It occurs to me that in a recent listing of evergreens, several notables were left out, most significantly two Japanese Umbrella pines (Sciadopitys verticillata, below) planted at the far corners of the front garden. I am uncertain what it is about the Umbrella pine that makes it treasured by so many, but there’s something about it so that it’s one of my favorites.
Certainly, Umbrella pine is slow growing, and I was heartbroken when eight feet of the top of one was broken by wind in this year’s March nor’easter. Fortunately, only two of three trunks were broken, and though a sizable chunk fell, the lower half did not suffer. So, in this densely planted part of the garden, don’t look up, and someday the damage will grow to be less noticeable.
Earlier, I’ve related that yews (Taxus) were a foundation of my introduction to the garden industry, but locally these have become less relevant as deer have eaten through many long established plantings. In this garden, only one yew has been planted, a bit of an oddity found in an Oregon nursery years ago. In a shaded location, the yellow tipped English yew (Taxus baccata ‘Dovastoniana aurea’, below) has never displayed any color beyond dark green needles with brighter green new growth, but the monstrosity that it has grown into has caused more than its share of disagreements in this household.

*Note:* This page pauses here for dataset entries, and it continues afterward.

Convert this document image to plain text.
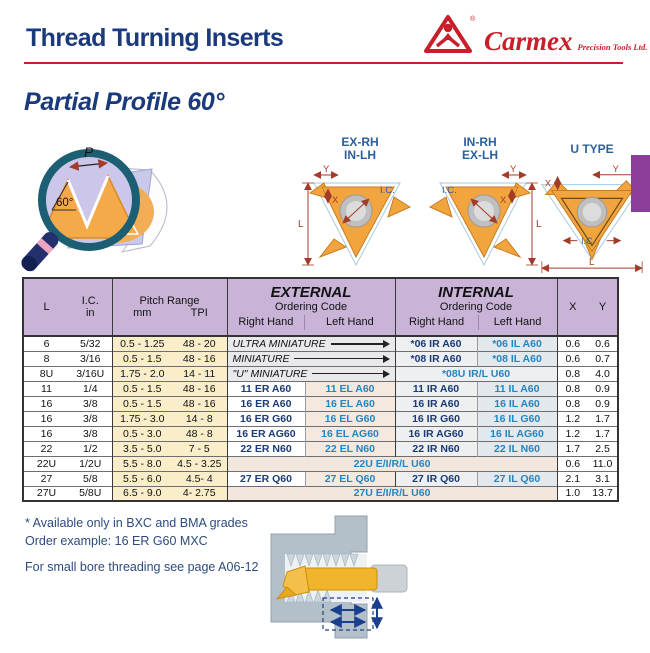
Thread Turning Inserts
®
Carmex Precision Tools Ltd.
Partial Profile 60°
P
60°
EX-RH
IN-LH
I.C.
L
Y
X
IN-RH
EX-LH
I.C.
L
Y
X
U TYPE
Y
X
I.C.
L
L	I.C.
in

Pitch Range
mm	TPI

EXTERNAL
Ordering Code
Right Hand	Left Hand

INTERNAL
Ordering Code
Right Hand	Left Hand
	X	Y
6	5/32	0.5 - 1.25	48 - 20	ULTRA MINIATURE		*06 IR A60	*06 IL A60	0.6	0.6
8	3/16	0.5 - 1.5	48 - 16	MINIATURE		*08 IR A60	*08 IL A60	0.6	0.7
8U	3/16U	1.75 - 2.0	14 - 11	"U" MINIATURE		*08U IR/L U60		0.8	4.0
11	1/4	0.5 - 1.5	48 - 16	11 ER A60	11 EL A60	11 IR A60	11 IL A60	0.8	0.9
16	3/8	0.5 - 1.5	48 - 16	16 ER A60	16 EL A60	16 IR A60	16 IL A60	0.8	0.9
16	3/8	1.75 - 3.0	14 - 8	16 ER G60	16 EL G60	16 IR G60	16 IL G60	1.2	1.7
16	3/8	0.5 - 3.0	48 - 8	16 ER AG60	16 EL AG60	16 IR AG60	16 IL AG60	1.2	1.7
22	1/2	3.5 - 5.0	7 - 5	22 ER N60	22 EL N60	22 IR N60	22 IL N60	1.7	2.5
22U	1/2U	5.5 - 8.0	4.5 - 3.25	22U E/I/R/L U60				0.6	11.0
27	5/8	5.5 - 6.0	4.5- 4	27 ER Q60	27 EL Q60	27 IR Q60	27 IL Q60	2.1	3.1
27U	5/8U	6.5 - 9.0	4- 2.75	27U E/I/R/L U60				1.0	13.7
* Available only in BXC and BMA grades
Order example: 16 ER G60 MXC
For small bore threading see page A06-12
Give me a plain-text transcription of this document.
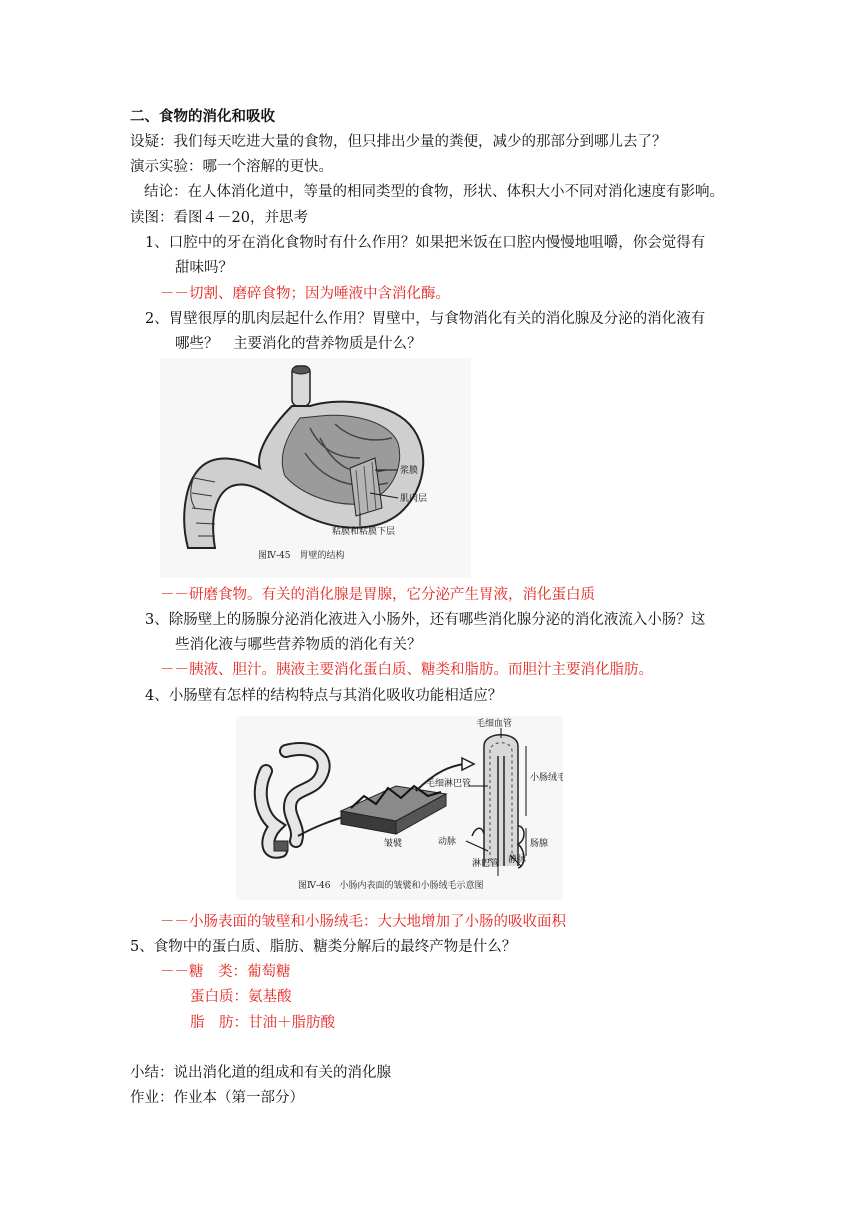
二、食物的消化和吸收
设疑：我们每天吃进大量的食物，但只排出少量的粪便，减少的那部分到哪儿去了？
演示实验：哪一个溶解的更快。
结论：在人体消化道中，等量的相同类型的食物，形状、体积大小不同对消化速度有影响。
读图：看图４－20，并思考
1、口腔中的牙在消化食物时有什么作用？如果把米饭在口腔内慢慢地咀嚼，你会觉得有
甜味吗？
－－切割、磨碎食物；因为唾液中含消化酶。
2、胃壁很厚的肌肉层起什么作用？胃壁中，与食物消化有关的消化腺及分泌的消化液有
哪些？　主要消化的营养物质是什么？
浆膜
肌肉层
粘膜和粘膜下层
图Ⅳ-45　胃壁的结构
－－研磨食物。有关的消化腺是胃腺，它分泌产生胃液，消化蛋白质
3、除肠壁上的肠腺分泌消化液进入小肠外，还有哪些消化腺分泌的消化液流入小肠？这
些消化液与哪些营养物质的消化有关？
－－胰液、胆汁。胰液主要消化蛋白质、糖类和脂肪。而胆汁主要消化脂肪。
4、小肠壁有怎样的结构特点与其消化吸收功能相适应？
毛细血管
小肠绒毛
毛细淋巴管
皱襞	动脉
淋巴管 静脉
肠腺
图Ⅳ-46　小肠内表面的皱襞和小肠绒毛示意图
－－小肠表面的皱壁和小肠绒毛：大大地增加了小肠的吸收面积
5、食物中的蛋白质、脂肪、糖类分解后的最终产物是什么？
－－糖　类：葡萄糖
蛋白质：氨基酸
脂　肪：甘油＋脂肪酸
小结：说出消化道的组成和有关的消化腺
作业：作业本（第一部分）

“Why did you plant it so close to the house?”, and “it needs to go” are repeated topics of contention in the years since the yew grew to consume a space twenty feet across, and nearly as tall. I don’t know why, planting it seemed like a good idea at the time. Never mind that long arching branches rub against the house in a breeze, and does this thing really have any ornamental value? At this point, the yew and I have been through enough skirmishes that we’re in it together.
Other yews, not Taxus but Plum yews (Cephalotaxus) serve a more practical purpose in the garden. These are quiet, hardly noticed, with green needles that bring an evergreen presence to shaded areas, while resisting damage from deer. In an area planted with hostas, Solomon’s Seals, and other seasonal woodland gems, this is the anchor, one that doesn’t cause the kettle to boil.